Thanks to the YouTube comments (the first time I've ever written those words) on "Digressions", I discovered the name of the subgenre I most wanted: liquid drum & bass, also known as liquid funk. Big shout-out, then, to Spotify user 1253842, whose 1,400-song strong Liquid Funk playlist formed the core of my running research. I also combed other subgenres, delighted especially by Brazilian D&B; I defy you not to run for joy when the Sambass kicks in.
Anyway, here it is, all 745 songs of "Drum & Bass & Run." Not as long as 1253842's playlist, but all have been tested for perfect cadence. All are in the 180 BPM zone. There's not a clunker or a downer in the lot. The first few dozen of them are the most wanted ones, the tunes that can't help but get me jogging in that difficult first mile when I really don't wanna.
As I've written elsewhere, the cost of all this research was that my Discover Weekly became a trash fire of dubstep-style D&B. I have eclectic music tastes, Spotify! It was time to retrain the algorithm.
So for my second running mega-playlist, "Run Rhythm," I set out to find music clocked at 90 BPM. Which is, for all intents and purposes, the same cadence as 180. You're just hitting the ground twice per beat instead of once. This was a little harder to nail down, as Spotify playlists called "90bpm" — of which there are at least a dozen — are not entirely accurate. Sites like getsongbpm.com were useful in fact-checking these playlists, while jog.fm lists popular workout tracks by their BPM.
Here, once again, every tune needs to be tested in the field. Kanye's "Gold Digger" and Queen's "Fat-Bottomed Girls" are both great tracks, for example, and both technically clock in at 90 BPM. But something about the beat makes them less ideal for running, in my experience: One's a little choppy, the other too heavy on the cymbals for the cadence to come through clearly enough. (And I say that as a Queen superfan.)
That said, the sheer variety of tunes that worked was astonishing.
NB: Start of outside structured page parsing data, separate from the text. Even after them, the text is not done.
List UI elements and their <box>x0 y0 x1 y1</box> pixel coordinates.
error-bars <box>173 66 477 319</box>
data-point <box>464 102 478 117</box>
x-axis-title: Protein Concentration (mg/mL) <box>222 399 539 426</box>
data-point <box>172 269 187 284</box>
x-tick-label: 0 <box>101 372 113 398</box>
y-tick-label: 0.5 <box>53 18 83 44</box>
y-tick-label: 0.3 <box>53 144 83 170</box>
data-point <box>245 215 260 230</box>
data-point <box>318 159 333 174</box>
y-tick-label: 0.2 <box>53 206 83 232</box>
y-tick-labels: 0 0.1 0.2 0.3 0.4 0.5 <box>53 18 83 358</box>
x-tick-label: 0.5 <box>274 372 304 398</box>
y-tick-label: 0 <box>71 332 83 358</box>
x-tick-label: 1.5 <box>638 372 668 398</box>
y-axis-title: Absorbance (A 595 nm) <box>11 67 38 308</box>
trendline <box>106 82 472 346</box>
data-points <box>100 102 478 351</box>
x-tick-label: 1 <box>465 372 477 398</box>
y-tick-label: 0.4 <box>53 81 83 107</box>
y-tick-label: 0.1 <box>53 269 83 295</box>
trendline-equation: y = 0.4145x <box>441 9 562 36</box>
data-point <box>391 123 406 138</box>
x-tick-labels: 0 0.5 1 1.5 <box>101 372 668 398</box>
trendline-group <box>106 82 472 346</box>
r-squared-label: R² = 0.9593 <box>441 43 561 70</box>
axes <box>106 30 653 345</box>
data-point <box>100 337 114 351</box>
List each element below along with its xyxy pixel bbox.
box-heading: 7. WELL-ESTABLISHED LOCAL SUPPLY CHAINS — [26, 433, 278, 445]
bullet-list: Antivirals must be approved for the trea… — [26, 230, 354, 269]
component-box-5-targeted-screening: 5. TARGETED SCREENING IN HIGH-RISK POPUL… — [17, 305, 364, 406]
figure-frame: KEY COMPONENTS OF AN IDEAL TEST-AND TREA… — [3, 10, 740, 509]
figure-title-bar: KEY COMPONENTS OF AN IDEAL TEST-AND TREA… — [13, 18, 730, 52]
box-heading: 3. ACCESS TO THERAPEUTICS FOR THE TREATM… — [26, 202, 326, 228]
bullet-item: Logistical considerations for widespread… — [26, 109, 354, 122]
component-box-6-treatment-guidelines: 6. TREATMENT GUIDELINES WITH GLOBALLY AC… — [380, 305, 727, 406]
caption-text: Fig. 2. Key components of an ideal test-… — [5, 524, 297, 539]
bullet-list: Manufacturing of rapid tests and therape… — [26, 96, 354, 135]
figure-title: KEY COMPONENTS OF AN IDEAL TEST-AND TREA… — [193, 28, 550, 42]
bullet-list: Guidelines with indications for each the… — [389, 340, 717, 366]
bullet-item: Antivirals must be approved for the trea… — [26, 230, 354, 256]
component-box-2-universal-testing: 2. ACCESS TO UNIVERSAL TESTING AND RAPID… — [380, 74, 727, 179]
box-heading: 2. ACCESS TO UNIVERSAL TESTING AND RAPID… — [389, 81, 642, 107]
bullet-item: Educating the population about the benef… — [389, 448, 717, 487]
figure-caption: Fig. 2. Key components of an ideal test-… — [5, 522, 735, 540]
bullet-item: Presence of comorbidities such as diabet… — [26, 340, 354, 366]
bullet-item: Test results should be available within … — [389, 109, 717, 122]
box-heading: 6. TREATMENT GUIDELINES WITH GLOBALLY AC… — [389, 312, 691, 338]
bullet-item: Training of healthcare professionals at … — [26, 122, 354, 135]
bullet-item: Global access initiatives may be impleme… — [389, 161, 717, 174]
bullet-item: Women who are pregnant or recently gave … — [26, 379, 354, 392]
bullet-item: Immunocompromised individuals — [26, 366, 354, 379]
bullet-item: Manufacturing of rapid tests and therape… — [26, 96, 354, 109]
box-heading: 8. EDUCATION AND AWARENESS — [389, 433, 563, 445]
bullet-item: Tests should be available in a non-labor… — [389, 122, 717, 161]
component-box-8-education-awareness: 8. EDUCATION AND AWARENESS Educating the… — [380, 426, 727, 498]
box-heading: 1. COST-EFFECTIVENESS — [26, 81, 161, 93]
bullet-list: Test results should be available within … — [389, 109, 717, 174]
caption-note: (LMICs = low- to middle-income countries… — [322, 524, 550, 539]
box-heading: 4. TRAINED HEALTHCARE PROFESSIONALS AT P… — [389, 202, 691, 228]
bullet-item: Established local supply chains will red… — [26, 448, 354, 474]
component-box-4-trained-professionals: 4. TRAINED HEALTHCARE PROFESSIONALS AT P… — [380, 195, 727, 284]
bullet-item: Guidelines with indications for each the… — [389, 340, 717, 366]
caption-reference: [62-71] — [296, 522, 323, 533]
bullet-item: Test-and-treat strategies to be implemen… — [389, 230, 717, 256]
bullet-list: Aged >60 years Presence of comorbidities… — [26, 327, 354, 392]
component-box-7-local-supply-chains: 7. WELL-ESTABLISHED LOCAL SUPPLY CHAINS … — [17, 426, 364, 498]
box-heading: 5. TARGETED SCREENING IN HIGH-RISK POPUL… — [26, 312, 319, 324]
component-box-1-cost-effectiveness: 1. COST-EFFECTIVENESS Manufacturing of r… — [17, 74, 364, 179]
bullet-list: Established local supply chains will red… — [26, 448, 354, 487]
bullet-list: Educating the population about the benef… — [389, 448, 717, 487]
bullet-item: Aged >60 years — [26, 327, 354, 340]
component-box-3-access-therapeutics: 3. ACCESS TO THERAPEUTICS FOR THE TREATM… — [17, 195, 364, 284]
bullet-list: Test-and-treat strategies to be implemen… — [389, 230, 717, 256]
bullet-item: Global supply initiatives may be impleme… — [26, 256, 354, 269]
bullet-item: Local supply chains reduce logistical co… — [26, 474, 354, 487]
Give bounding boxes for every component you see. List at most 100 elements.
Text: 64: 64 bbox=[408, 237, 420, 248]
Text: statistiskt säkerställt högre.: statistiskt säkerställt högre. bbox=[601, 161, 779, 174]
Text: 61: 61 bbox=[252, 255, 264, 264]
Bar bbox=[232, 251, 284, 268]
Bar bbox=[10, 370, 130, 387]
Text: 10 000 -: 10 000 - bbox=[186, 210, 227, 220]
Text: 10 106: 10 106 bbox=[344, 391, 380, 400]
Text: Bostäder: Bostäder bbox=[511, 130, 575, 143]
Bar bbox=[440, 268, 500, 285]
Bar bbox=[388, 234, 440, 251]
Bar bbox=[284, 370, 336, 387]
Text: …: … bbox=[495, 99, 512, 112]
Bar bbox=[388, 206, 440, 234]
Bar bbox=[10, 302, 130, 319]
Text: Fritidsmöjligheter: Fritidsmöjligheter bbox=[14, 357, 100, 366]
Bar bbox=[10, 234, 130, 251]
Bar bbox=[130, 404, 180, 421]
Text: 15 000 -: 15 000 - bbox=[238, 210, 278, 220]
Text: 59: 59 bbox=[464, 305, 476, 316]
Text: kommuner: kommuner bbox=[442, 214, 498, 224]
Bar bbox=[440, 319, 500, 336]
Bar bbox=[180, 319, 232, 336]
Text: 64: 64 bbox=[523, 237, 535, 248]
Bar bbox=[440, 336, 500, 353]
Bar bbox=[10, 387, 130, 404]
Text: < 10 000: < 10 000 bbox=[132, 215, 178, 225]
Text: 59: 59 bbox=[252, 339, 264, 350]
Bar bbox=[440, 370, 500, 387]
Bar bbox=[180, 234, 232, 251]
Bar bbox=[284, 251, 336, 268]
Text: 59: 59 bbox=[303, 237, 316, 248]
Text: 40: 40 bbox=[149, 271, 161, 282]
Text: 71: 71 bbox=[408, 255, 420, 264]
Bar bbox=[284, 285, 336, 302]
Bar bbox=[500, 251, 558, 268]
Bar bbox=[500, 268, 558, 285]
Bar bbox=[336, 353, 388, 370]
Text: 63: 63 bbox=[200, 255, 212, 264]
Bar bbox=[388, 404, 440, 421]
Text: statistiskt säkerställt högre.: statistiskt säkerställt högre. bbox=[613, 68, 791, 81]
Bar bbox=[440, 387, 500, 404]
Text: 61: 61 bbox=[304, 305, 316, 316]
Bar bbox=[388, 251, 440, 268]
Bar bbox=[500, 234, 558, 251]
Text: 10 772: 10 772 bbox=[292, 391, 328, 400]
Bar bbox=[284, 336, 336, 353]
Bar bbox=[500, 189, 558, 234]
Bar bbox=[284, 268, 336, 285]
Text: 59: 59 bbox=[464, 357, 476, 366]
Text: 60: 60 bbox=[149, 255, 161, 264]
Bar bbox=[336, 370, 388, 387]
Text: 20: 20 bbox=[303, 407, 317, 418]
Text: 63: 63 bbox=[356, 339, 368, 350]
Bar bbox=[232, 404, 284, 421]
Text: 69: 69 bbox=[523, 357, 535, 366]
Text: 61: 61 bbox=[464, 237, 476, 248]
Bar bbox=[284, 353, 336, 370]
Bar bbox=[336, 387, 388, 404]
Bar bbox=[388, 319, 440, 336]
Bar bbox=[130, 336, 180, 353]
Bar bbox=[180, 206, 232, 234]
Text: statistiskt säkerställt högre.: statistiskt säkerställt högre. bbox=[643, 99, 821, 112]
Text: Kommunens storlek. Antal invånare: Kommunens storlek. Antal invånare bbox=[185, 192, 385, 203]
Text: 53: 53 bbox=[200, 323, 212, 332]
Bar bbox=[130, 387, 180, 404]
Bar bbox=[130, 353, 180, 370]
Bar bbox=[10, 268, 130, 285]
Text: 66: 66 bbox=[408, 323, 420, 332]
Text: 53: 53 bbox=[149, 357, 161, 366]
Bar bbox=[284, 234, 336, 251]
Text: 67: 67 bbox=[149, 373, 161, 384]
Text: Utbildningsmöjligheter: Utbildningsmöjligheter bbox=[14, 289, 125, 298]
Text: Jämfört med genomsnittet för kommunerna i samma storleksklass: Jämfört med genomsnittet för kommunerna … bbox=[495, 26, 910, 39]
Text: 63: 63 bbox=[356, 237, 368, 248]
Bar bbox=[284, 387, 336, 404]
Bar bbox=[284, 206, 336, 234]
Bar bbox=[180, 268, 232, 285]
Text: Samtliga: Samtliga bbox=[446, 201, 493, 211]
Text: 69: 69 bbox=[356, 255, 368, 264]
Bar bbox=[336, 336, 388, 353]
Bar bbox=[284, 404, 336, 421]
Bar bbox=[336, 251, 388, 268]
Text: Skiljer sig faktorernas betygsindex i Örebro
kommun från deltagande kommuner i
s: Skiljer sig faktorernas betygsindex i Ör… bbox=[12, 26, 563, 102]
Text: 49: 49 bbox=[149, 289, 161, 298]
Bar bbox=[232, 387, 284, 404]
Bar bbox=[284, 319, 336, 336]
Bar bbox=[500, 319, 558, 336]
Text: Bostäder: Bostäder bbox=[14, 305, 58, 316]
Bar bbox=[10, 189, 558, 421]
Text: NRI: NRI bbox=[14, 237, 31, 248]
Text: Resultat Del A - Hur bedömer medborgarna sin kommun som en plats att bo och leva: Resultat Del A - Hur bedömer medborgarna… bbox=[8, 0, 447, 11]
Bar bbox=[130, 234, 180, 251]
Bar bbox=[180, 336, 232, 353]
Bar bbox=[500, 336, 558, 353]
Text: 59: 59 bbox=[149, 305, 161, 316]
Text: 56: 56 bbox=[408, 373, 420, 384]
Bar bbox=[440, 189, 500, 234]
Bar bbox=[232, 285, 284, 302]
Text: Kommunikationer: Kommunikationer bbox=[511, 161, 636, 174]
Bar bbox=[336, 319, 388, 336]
Who knew AC/DC and Sia had 90 BPM running hits in common? A-ha and Led Zeppelin? ELO and Irish post-punk band Fontaines D.C.? The Moanasoundtrack and Eminem? (I chose the instrumental version of "Lose Yourself," which ironically made me more mindful as a runner without the lyrics about mindfulness.)
Because I am an obsessive, I also went back and checked the BPMs on my old iTunes "running most wanted" playlists. Not a lot were in the 90 BPM range, but when I had accidentally found the right beat I felt vindicated. Oh, so that'swhy Billy Idol's "Dancing With Myself" and Cake's "The Distance" always felt like great running tracks. It seems to have been a particularly popular beat in the 1980s (See: "Africa," "Love is a Battlefield," "In Your Eyes," "The Boys of Summer," "Juke Box Hero") but crops up in other decades unexpectedly. I never thought of The Beatles' "I am the Walrus" or Coldplay's "Yellow" as great running tracks, but here we are. (Not all of these songs are 90 BPM on the nose, but it's usually fine if they're within 5 BPM in either direction.)
The music curation quest will continue so long as I find new 90 or 180 BPM tunes to try out on my runs. There are 4 billion playlists on Spotify, the company says, so I may be some time. Every so often I wonder whether I should switch to Apple Music, but Apple doesn't reveal how many user-generated playlists exist on the younger service; it's likely to be much lower.
My only regret is that I didn't start earlier. If Spotify had been available during school PE, maybe I would have found out sooner what a blissful Zen-like activity running can be.